The following expectation of a time ordered exponential is easy to work with: $$ \left\langle n \right| T \left\lbrace e^{-i \int_{t_1}^{t_2} V_A(t’)dt’ }\right\rbrace T \left\lbrace e^{-i \int_{t_0}^{t_1} V_B(t’)dt’ }\right\rbrace \left| n \right\rangle $$ with $t_2>t_1>t_0$ and where $T$ is the time-ordering operator and $V_A, V_B$ two operators acting on the space spanned by $\left| n \right\rangle$. In this case it can easily be transformed into one time ordered exponential $T\left\lbrace e^{-i \int_{t_0}^{t_2} V(t’)dt’ }\right\rbrace $ with $V(t) = V_A(t)$ for $t_1<t<t_2$ and $V(t) = V_B(t)$ elsewhere. Then I can expand it and deal with the operators changing in function of the time variable. For example, the second order term is given by $$ \frac{(-i)^2}{2!}\int_{t_0}^{t_2}\int_{t_0}^{t_2}T\{V(t)V(t')\}dtdt',$$ which can be divided into 4 areas, then time ordered and then integrated. The problem is when the operator arise at the same time this technique cannot be used (I guess). For example, this expectation value
$$ \left\langle n \right| T \left\lbrace e^{i\int_{0}^{t} V_A(t-t’)dt’ }\right\rbrace T \left\lbrace e^{i\int_{0}^{t} V_B(t’)dt’ }\right\rbrace T\left\lbrace e^{-i\int_{0}^{t} V_A(t’-t)dt’ }\right\rbrace T \left\lbrace e^{-i\int_{0}^{t} V_A(-t’)dt’ }\right\rbrace\left| n \right\rangle $$
which arise in this paper https://arxiv.org/abs/cond-mat/0609105 eqn.6 is more complex. The two left time ordered exponential arise after the two on the right. But the two pair are operator in the same time area $[0,t]$ for the left and $[-t,0]$ for the right.
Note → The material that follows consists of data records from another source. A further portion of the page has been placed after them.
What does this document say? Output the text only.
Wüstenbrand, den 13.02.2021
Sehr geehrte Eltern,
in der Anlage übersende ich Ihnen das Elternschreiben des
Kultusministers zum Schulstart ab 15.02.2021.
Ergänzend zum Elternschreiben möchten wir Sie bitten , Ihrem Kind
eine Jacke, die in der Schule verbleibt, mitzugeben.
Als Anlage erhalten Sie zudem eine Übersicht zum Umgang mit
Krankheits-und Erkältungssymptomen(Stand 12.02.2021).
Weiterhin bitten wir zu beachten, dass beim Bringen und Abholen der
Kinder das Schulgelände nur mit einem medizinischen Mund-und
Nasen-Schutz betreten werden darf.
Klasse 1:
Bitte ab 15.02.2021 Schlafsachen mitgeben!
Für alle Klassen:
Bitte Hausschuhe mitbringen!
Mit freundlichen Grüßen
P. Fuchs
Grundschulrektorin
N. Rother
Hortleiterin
I have tried many way to regroup them to be able to expand them in a way similar to the previous expectation value but I was not able. Many questions touch the same subject especially this one Product of time ordered products (exponentials) where why my approach fail is clearly explained. But I could not find a solution.